From Sunday, most service stations, especially in Blantyre and Lilongwe cities, have been having erratic diesel stocks. Where the fuel is in stock, motorists have been seen queuing to try their luck.
Diesel, now selling at K1 470 per litre from K1 120 following the average 22 percent fuel pump price hike Malawi Energy Regulatory Authority (Mera) effected on Sunday, is a strategic commodity that is used by industry as well as vehicles that transport essential goods.
Blantyre-based minibus driver Fatchi Madani said in an interview yesterday the erratic supplies were negatively affecting their business.

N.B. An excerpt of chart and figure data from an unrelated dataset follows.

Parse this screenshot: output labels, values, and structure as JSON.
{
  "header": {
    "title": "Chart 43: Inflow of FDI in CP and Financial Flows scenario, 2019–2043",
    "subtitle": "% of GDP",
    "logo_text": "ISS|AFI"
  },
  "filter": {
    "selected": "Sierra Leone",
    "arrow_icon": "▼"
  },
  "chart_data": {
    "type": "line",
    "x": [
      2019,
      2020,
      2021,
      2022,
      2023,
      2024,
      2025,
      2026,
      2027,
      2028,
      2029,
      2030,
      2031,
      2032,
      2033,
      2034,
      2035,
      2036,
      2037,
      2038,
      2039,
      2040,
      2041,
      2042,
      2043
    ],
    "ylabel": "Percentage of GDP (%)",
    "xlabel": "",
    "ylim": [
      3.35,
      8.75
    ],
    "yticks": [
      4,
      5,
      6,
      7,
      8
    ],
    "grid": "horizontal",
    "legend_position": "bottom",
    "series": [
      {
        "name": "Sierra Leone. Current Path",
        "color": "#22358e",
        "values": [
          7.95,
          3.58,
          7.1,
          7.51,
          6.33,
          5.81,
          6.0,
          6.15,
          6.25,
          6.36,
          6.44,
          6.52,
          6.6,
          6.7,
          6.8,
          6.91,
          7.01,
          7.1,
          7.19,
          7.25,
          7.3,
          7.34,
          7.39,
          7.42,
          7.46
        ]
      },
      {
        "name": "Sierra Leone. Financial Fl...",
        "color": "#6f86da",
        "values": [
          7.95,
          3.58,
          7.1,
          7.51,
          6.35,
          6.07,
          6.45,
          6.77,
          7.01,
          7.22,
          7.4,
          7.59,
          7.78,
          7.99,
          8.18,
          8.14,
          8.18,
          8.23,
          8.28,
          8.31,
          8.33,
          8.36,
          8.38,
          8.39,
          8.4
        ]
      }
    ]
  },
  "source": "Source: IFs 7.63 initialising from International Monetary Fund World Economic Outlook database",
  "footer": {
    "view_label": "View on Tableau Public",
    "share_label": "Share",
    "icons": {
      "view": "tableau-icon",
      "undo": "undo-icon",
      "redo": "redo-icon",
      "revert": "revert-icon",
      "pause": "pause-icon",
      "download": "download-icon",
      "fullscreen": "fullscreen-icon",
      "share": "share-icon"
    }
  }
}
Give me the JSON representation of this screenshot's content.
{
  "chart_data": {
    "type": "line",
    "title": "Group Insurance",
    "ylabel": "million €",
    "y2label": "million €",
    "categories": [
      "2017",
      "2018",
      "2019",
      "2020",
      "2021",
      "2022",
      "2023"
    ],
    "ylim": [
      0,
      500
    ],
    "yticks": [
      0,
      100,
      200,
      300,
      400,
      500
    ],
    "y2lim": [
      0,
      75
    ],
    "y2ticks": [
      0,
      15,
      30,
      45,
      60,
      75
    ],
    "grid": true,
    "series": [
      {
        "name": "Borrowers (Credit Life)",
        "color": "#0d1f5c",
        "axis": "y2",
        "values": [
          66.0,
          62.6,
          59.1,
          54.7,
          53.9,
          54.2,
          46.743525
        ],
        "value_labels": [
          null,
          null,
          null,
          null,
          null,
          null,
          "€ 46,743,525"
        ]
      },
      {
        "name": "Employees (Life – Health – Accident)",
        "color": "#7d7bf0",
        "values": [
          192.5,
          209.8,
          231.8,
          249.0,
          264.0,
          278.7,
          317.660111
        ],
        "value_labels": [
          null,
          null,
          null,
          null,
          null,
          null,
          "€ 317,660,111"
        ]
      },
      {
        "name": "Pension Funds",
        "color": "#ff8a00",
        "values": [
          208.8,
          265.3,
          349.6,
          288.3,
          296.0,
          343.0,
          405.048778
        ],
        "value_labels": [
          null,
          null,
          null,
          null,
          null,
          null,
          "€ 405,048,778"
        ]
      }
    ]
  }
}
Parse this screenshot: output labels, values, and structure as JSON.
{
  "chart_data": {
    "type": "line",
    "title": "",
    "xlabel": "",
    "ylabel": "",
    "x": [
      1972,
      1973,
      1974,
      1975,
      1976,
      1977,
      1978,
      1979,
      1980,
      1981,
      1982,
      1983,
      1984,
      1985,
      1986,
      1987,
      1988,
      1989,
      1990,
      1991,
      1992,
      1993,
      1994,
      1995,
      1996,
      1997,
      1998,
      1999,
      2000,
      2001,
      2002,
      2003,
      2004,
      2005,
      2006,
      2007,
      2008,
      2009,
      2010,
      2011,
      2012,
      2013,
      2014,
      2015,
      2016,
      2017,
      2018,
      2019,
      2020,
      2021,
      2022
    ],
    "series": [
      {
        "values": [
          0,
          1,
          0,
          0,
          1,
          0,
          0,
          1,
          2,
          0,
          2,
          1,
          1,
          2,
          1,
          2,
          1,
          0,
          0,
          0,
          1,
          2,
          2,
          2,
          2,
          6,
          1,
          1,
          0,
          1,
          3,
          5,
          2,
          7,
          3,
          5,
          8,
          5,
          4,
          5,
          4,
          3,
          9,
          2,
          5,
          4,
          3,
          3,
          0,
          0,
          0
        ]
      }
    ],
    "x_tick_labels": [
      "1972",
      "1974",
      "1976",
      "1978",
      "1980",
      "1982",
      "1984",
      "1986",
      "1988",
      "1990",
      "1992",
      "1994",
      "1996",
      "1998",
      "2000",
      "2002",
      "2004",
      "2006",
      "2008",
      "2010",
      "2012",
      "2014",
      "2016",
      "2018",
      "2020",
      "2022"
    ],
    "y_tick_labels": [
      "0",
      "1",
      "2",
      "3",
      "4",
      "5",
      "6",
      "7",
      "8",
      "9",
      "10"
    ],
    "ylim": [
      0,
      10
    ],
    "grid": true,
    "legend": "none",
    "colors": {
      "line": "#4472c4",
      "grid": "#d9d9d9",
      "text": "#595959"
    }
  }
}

He said: “We have targets to meet and now we are spending a lot of time in filling stations waiting for diesel. We are unable to meet our targets because of the time we spend on queues waiting for the diesel.”
Ishmael Ibrahim, who operates a truck business, said the shortage of fuel is affecting his business and causing them to make losses.
“My trucks were supposed to leave for Beira [in Mozambique] yesterday, but due to diesel shortage, they could not leave. Something needs to be done urgently,” he said.
A manager of one of the oil marketing companies said available stock in some cases is equivalent to what a single filling station delivery when supply is normal, but they are now forced to ration among several stations to avoid long queues.
Nocma public relations manager Chisomo Mwamadi yesterday asked for more time to consult before responding.
The State-owned company is complemented by PIL, a consortium of private sector petroleum marketing companies. Each of the two brings in 50 percent of the country’s required volumes.
The current demand for both diesel and petrol is 1.7 million litres per day, from one million litres in 2015.
When asked how commercial banks are moving in to help on the fuel imports amid the forex shortage, Bankers Association of Malawi chief executive officer Lyness Nkungula said banks are doing their best in supporting the fuel imports just as they are doing with other essential imports such as medicines.
She said: “Banks are trying to help out on all essential imports without marginalising other equally important sectors.”
But when contacted to give the central bank’s position on how it is helping on essential imports such as fuel, Reserve Bank of Malawi (RBM) spokesperson Ralph Tseka said he was in a meeting and asked to be contacted later.
He, however, did not respond to subsequent phone calls.
Malawi’s foreign exchange reserves continue to be under pressure with latest market reports indicating dwindling of gross official and private sector reserves.
The situation has, in turn, continued to strain the exchange rate movement, with the kwacha depreciating to K823.60 against the dollar, according to RBM figures contained in a Bridgepath Capital Report for March 2022.
The data shows that gross official reserves under the direct control of the central bank dropped by 2.83 percent to $374.48 million as at March 31 from $385.40 million in February. On the other hand, private sector reserves also decreased by 3.86 percent to $391.49 million from $407.22 million during the same review period.
The drop in the reserves position, according to market analysts, reflected the increasing burden on the centrqal bank to support the foreign exchange market with liquidity to help either in smoothening the rate of depreciation or payment.